750 Oskar

Discovery
- Discovered by: J. Palisa
- Discovery site: Vienna
- Discovery date: 28 April 1913

Designations
- Alternative designations: 1913 RG

Orbital characteristics
- Epoch 31 July 2016 (JD 2457600.5)
- Uncertainty parameter 0
- Observation arc: 102.86 yr (37571 d)
- Aphelion: 2.7598 AU (412.86 Gm)
- Perihelion: 2.1286 AU (318.43 Gm)
- Semi-major axis: 2.4442 AU (365.65 Gm)
- Eccentricity: 0.12912
- Orbital period (sidereal): 3.82 yr (1395.7 d)
- Mean anomaly: 73.9970°
- Mean motion: 0° 15^{m} 28.548^{s} / day
- Inclination: 3.9510°
- Longitude of ascending node: 69.710°
- Argument of perihelion: 72.156°
- Earth MOID: 1.14424 AU (171.176 Gm)
- Jupiter MOID: 2.26326 AU (338.579 Gm)
- T_{Jupiter}: 3.485

Physical characteristics
- Mean radius: 10.285±0.7 km
- Synodic rotation period: 6.2584 h (0.26077 d)
- Geometric albedo: 0.0587±0.009
- Absolute magnitude (H): 12.13

= 750 Oskar =

Main-belt asteroid

750 Oskar is a minor planet, specifically an asteroid orbiting in the asteroid belt that was discovered by Johann Palisa on 28 April 1913 in Vienna.
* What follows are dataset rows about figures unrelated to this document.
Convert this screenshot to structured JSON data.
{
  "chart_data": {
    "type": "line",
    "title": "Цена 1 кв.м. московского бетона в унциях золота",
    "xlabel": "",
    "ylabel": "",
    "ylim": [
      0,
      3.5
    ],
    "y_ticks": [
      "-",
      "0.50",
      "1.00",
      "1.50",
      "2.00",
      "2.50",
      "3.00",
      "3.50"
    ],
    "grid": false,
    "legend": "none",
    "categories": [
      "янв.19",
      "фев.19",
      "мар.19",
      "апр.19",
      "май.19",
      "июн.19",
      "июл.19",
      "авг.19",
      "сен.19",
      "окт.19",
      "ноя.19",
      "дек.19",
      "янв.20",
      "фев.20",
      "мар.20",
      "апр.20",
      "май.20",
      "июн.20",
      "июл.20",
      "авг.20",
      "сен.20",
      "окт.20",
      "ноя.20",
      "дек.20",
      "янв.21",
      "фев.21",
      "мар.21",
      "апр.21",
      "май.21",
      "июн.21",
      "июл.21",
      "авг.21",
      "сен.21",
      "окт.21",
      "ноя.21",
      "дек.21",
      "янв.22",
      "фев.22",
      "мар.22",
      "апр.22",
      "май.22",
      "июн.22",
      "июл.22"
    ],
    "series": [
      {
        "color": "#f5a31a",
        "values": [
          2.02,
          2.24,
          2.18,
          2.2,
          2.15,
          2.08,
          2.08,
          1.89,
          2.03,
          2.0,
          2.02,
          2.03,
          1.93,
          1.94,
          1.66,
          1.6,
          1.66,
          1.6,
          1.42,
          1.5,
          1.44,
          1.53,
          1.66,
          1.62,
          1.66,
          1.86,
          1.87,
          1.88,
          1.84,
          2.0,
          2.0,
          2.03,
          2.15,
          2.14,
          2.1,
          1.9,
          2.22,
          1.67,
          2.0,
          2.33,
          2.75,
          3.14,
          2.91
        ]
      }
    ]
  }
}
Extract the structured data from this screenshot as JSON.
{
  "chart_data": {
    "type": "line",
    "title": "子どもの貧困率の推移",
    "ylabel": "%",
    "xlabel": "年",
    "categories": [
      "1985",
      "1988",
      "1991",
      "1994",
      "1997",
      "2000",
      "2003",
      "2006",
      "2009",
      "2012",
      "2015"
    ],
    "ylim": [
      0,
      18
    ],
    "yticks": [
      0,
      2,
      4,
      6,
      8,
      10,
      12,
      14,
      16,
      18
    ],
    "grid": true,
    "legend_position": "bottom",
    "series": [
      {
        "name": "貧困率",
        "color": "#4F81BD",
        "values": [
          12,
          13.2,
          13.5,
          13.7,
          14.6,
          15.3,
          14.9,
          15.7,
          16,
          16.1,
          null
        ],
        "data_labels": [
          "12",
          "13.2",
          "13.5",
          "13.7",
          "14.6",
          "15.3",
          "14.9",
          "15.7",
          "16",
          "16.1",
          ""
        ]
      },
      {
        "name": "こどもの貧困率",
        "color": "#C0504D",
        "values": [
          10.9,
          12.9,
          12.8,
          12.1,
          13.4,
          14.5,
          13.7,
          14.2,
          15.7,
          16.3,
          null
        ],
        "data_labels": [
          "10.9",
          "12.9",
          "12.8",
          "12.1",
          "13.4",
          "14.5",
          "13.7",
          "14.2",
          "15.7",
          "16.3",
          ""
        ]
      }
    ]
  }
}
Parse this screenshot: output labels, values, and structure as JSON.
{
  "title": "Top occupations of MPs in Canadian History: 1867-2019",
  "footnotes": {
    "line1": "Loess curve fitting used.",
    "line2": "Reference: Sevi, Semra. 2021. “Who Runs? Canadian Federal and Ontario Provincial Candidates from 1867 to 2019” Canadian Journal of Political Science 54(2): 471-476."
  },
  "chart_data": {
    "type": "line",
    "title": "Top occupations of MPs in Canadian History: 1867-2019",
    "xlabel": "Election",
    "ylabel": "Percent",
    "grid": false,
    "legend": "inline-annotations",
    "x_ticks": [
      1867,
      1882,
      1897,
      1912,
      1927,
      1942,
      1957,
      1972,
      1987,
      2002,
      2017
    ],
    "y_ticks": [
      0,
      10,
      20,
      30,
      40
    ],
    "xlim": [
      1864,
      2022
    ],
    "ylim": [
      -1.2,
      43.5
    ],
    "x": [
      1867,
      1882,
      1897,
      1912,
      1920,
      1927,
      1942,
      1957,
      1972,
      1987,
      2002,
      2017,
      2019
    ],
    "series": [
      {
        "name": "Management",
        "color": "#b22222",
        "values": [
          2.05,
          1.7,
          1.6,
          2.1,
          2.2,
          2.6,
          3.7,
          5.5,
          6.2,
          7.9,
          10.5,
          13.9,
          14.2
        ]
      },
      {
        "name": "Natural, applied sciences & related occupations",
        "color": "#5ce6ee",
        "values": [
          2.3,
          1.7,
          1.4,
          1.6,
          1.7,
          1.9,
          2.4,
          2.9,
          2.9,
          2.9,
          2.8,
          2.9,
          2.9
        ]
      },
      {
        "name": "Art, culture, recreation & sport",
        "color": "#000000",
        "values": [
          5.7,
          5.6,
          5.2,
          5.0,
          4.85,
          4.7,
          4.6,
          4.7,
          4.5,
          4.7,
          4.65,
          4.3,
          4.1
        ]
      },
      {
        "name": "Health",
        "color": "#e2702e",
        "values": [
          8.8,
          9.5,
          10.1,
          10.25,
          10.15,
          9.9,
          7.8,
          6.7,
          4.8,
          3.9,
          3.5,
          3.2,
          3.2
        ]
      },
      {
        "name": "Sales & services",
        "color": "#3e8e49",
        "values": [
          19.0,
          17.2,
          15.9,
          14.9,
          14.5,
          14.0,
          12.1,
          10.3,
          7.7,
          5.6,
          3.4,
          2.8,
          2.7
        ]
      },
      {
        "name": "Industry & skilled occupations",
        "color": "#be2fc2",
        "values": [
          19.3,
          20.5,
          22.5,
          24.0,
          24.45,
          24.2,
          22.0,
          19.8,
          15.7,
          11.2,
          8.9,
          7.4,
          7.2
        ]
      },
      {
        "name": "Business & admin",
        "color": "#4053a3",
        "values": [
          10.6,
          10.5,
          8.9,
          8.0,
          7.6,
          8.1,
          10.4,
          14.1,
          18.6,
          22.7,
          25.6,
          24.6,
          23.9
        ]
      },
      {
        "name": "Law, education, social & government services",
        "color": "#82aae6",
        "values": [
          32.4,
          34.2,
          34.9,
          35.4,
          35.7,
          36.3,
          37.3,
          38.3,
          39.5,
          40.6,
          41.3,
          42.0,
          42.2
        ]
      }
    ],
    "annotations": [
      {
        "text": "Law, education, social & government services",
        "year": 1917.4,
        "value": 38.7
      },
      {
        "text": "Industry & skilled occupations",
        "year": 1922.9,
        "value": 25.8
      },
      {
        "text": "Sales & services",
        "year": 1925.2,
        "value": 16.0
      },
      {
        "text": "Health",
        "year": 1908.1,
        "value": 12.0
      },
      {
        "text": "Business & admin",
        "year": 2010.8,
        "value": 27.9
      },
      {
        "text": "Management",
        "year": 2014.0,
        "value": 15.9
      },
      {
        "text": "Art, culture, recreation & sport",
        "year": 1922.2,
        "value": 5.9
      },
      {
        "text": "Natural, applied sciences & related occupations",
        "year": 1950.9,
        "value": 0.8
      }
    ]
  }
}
Photometric observations made in 2012 at the Organ Mesa Observatory in Las Cruces, New Mexico, produced a light curve with a period of 6.2584 ± 0.0002 hours and a brightness variation of 0.21 ± 0.02 in magnitude.

Dust activity due to sublimation has been detected on this asteroid, suggesting the presence of water ice in its interior.